Меня разбудил мобильник, бодро затренькал давно надоевшую песню «Белые розы». Пока я спросонья тыкала пальцем в кнопки, гнусаво-сладкий голос Юры Шатунова успел добраться до слов: «Что с вами сделали снег и морозы, лед витрин голубых». Навязчивый рингтон поставила мне Катька – сводная сестра. Катьке – семнадцать лет, и она находится, по ее словам, в «фазе отрицания». Все вокруг отстой: глупые выпендрежники, озабоченные дрочеры и скрипучее старичье.
Фаза отрицания у Катьки запоздалая, порядочные девицы ее возраста уже давно ничего не отрицают, а ходят на свидания с «глупыми выпендрежниками» или со «скрипучими стариками». Кому как повезет.
Катьку до семи лет воспитывала я, позже – гувернантки, научившие девочку музицировать на фортепиано и читать «Джен Эйр» на английском языке. В четырнадцать лет Катька отчаянно влюбилась в Вадика Минского – первого красавца ее элитной школы. Сынок владельца сетевых кафе, он сначала смеялся над тощим подростком, но узнав про нашего с Катькой отца, проявил к девчонке интерес.
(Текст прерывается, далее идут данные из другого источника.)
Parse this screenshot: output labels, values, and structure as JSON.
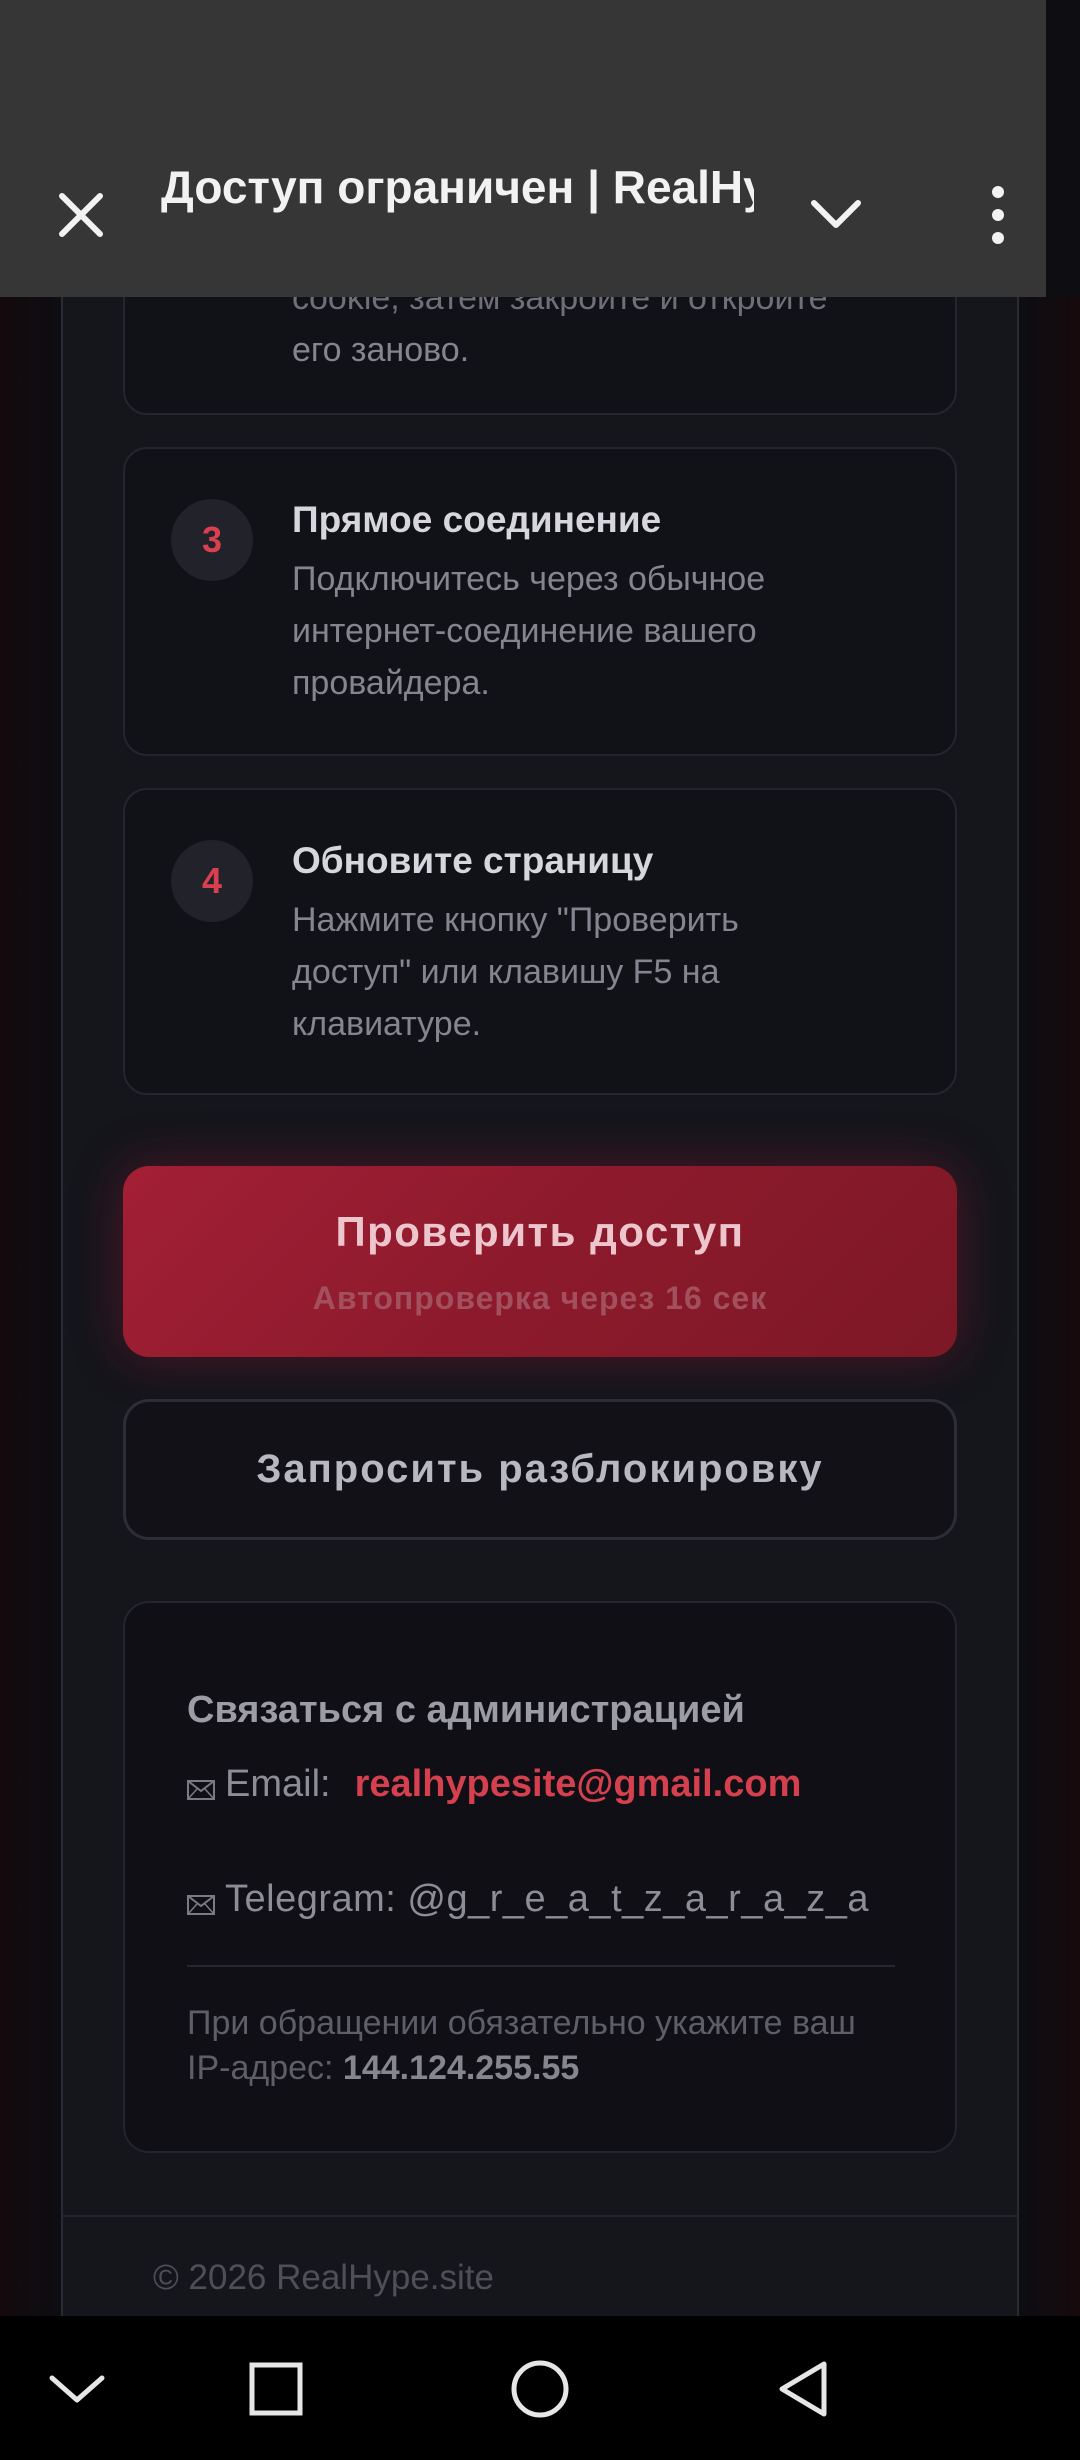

Одна из гувернанток обнаружила у Катьки в кармане джинсов только купленные, еще с чеком, презервативы и доложила отцу. Наш папаша люто гневался, хотел разорить Вадикиного родителя, но передумал и отправил Катьку в Швейцарию в закрытый пансион для девочек.
Оттуда Катька совершила два побега, первый неудачный, а второй – вполне успешный – но успешный только на первый взгляд. Она смогла добраться до Восточной Европы и исчезла. Отец немедленно организовал тайные поиски, чтобы ни слова о пропаже дочери не просочилось в прессу. Девочке повезло, ее нашли через неделю, в мерзком транзитном гадюшнике, продающем девушек в публичные дома. Невменяемую, изнасилованную, завшивевшую, но, к счастью, хотя бы не подсаженную на иглу. Катьку лечили у самых лучших врачей и психиатров, но особого успеха не добились. Большую часть времени девочка лежала, запершись в своей комнате, и угрюмо молчала.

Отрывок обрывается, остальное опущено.